Nous pouvons donc remercier chaleureusement nos amis grecs d'avoir provoqué le relâchement de l'étau dans lequel se trouvait l'économie européenne. De plus, la baisse de l'euro permettra aux pays tels que la Grèce de souffler un peu. Une économie faible ne se refait pas une santé avec une monnaie forte !
A part le renchérissement des prix du pétrole et des matières premières, que doit-on donc craindre de la baisse de l'euro ? Une hausse des taux d'intérêt à long terme due à l'accroissement de la prime de risque ? Il suffit de jeter un œil sur les taux à 10 ans aux Etats-Unis et dans la zone euro : 3,25% pour cette dernière et 3,44% outre-atlantique. Bref, la panique des marchés financiers n’a pas encore touché la courbe des taux ! Alors, pour ceux qui se soucient de l’économie réelle, réjouissons-nous de la baisse de l’euro. Quant aux boursicoteurs, tant pis pour vous !
La panique actuelle sur les marchés financiers a certainement été déclenchée par la crise de l’euro mais si elle continue, ce n’est pas tant à cause de l’euro, mais plutôt de l’absence de monnaie de réserve solide. Depuis la fin de Bretton Woods, toutes les monnaies dans le monde sont dématérialisées. Par conséquent, la valeur d’une monnaie est relative.
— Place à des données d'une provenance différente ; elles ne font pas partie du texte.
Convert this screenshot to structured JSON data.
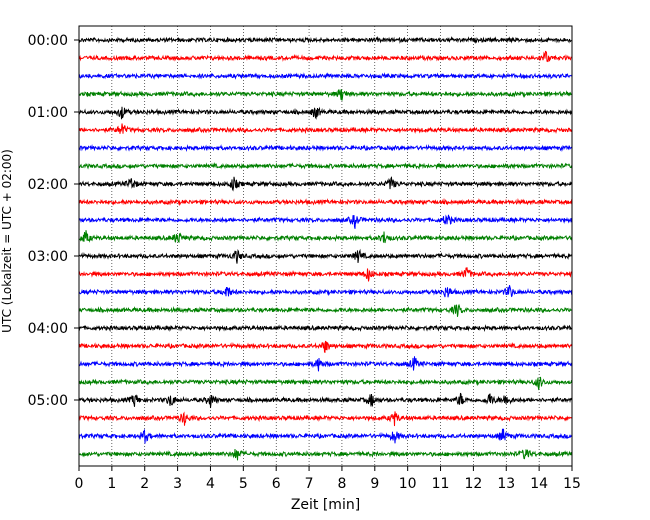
{
  "chart_data": {
    "type": "line",
    "title": "",
    "xlabel": "Zeit  [min]",
    "ylabel": "UTC (Lokalzeit = UTC + 02:00)",
    "xlim": [
      0,
      15
    ],
    "x_ticks": [
      0,
      1,
      2,
      3,
      4,
      5,
      6,
      7,
      8,
      9,
      10,
      11,
      12,
      13,
      14,
      15
    ],
    "y_tick_labels": [
      "00:00",
      "01:00",
      "02:00",
      "03:00",
      "04:00",
      "05:00"
    ],
    "y_tick_rows": [
      0,
      4,
      8,
      12,
      16,
      20
    ],
    "vertical_grid": "dotted, every 1 min",
    "trace_color_cycle": [
      "#000000",
      "#ff0000",
      "#0000ff",
      "#008000"
    ],
    "series": [
      {
        "values": [
          [
            0,
            0
          ],
          [
            15,
            0
          ]
        ],
        "color": "#000000"
      },
      {
        "values": [
          [
            0,
            0
          ],
          [
            15,
            0
          ]
        ],
        "color": "#ff0000",
        "events": [
          14.2
        ]
      },
      {
        "values": [
          [
            0,
            0
          ],
          [
            15,
            0
          ]
        ],
        "color": "#0000ff"
      },
      {
        "values": [
          [
            0,
            0
          ],
          [
            15,
            0
          ]
        ],
        "color": "#008000",
        "events": [
          8.0
        ]
      },
      {
        "values": [
          [
            0,
            0
          ],
          [
            15,
            0
          ]
        ],
        "color": "#000000",
        "events": [
          1.3,
          7.2
        ]
      },
      {
        "values": [
          [
            0,
            0
          ],
          [
            15,
            0
          ]
        ],
        "color": "#ff0000",
        "events": [
          1.3
        ]
      },
      {
        "values": [
          [
            0,
            0
          ],
          [
            15,
            0
          ]
        ],
        "color": "#0000ff"
      },
      {
        "values": [
          [
            0,
            0
          ],
          [
            15,
            0
          ]
        ],
        "color": "#008000"
      },
      {
        "values": [
          [
            0,
            0
          ],
          [
            15,
            0
          ]
        ],
        "color": "#000000",
        "events": [
          1.6,
          4.7,
          9.5
        ]
      },
      {
        "values": [
          [
            0,
            0
          ],
          [
            15,
            0
          ]
        ],
        "color": "#ff0000"
      },
      {
        "values": [
          [
            0,
            0
          ],
          [
            15,
            0
          ]
        ],
        "color": "#0000ff",
        "events": [
          8.4,
          11.2
        ]
      },
      {
        "values": [
          [
            0,
            0
          ],
          [
            15,
            0
          ]
        ],
        "color": "#008000",
        "events": [
          0.2,
          3.0,
          9.3
        ]
      },
      {
        "values": [
          [
            0,
            0
          ],
          [
            15,
            0
          ]
        ],
        "color": "#000000",
        "events": [
          4.8,
          8.5
        ]
      },
      {
        "values": [
          [
            0,
            0
          ],
          [
            15,
            0
          ]
        ],
        "color": "#ff0000",
        "events": [
          8.8,
          11.8
        ]
      },
      {
        "values": [
          [
            0,
            0
          ],
          [
            15,
            0
          ]
        ],
        "color": "#0000ff",
        "events": [
          4.5,
          11.2,
          13.1
        ]
      },
      {
        "values": [
          [
            0,
            0
          ],
          [
            15,
            0
          ]
        ],
        "color": "#008000",
        "events": [
          11.5
        ]
      },
      {
        "values": [
          [
            0,
            0
          ],
          [
            15,
            0
          ]
        ],
        "color": "#000000"
      },
      {
        "values": [
          [
            0,
            0
          ],
          [
            15,
            0
          ]
        ],
        "color": "#ff0000",
        "events": [
          7.5
        ]
      },
      {
        "values": [
          [
            0,
            0
          ],
          [
            15,
            0
          ]
        ],
        "color": "#0000ff",
        "events": [
          7.3,
          10.2
        ]
      },
      {
        "values": [
          [
            0,
            0
          ],
          [
            15,
            0
          ]
        ],
        "color": "#008000",
        "events": [
          14.0
        ]
      },
      {
        "values": [
          [
            0,
            0
          ],
          [
            15,
            0
          ]
        ],
        "color": "#000000",
        "events": [
          1.7,
          2.8,
          4.0,
          8.9,
          11.6,
          12.5,
          13.0
        ]
      },
      {
        "values": [
          [
            0,
            0
          ],
          [
            15,
            0
          ]
        ],
        "color": "#ff0000",
        "events": [
          3.2,
          9.6
        ]
      },
      {
        "values": [
          [
            0,
            0
          ],
          [
            15,
            0
          ]
        ],
        "color": "#0000ff",
        "events": [
          2.0,
          9.6,
          12.9
        ]
      },
      {
        "values": [
          [
            0,
            0
          ],
          [
            15,
            0
          ]
        ],
        "color": "#008000",
        "events": [
          4.8,
          13.6
        ]
      }
    ]
  }
}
Elle repose entièrement sur la confiance des utilisateurs et la hiérarchie des niveaux de confiance dans les différentes monnaies. Or, depuis la crise financière, les fondamentaux des économies occidentales sont très dégradés et la défiance des marchés envers les monnaies occidentales est généralisée. Et comme il n’y a pas encore de substitut asiatique, les marchés financiers se font peur. Ce à quoi on assiste aujourd’hui n’est pas tant une bataille entre un dollar fort et un euro faible mais entre l’aveugle et le paralytique. Les investisseurs ne savent plus à quelle monnaie se vouer. Rien d’étonnant donc d’observer que la baisse de l’euro entraîne une ruée vers une très vieille monnaie … l’or.
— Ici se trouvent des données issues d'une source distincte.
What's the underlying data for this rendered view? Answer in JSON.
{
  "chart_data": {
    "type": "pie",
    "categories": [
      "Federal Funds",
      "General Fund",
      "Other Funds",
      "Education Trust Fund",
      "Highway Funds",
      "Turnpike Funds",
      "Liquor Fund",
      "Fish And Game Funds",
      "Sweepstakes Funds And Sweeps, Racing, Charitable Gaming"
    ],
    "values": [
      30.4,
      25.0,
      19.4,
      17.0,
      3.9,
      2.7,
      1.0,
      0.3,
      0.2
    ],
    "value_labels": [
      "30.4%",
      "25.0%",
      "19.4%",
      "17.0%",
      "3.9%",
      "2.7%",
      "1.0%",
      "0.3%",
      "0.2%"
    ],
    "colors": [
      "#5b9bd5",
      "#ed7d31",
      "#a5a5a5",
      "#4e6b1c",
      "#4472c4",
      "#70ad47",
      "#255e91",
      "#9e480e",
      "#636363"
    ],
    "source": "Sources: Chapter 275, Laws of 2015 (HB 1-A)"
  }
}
Bien sûr, tout cela ne résout pas le problème de la dette grecque. Pourtant, une solution existe. Il suffirait seulement de créer un marché unique européen de la dette publique et on n’entendrait plus parler de crise grecque. Mais, les Allemands qui s’y sont opposés au moment de la création de l’euro, ne l’accepteraient pas. Il est pourtant là le problème de la zone euro : les Allemands (comme les autres pays membres) ont accepté que les Grecs intègrent la zone euro mais leur ont refusé d’en jouir pleinement. C’est la contradiction originelle de la zone euro qui éclate au grand jour aujourd’hui : une zone monétaire, on en fait partie pleinement ou on n'en fait pas partie du tout.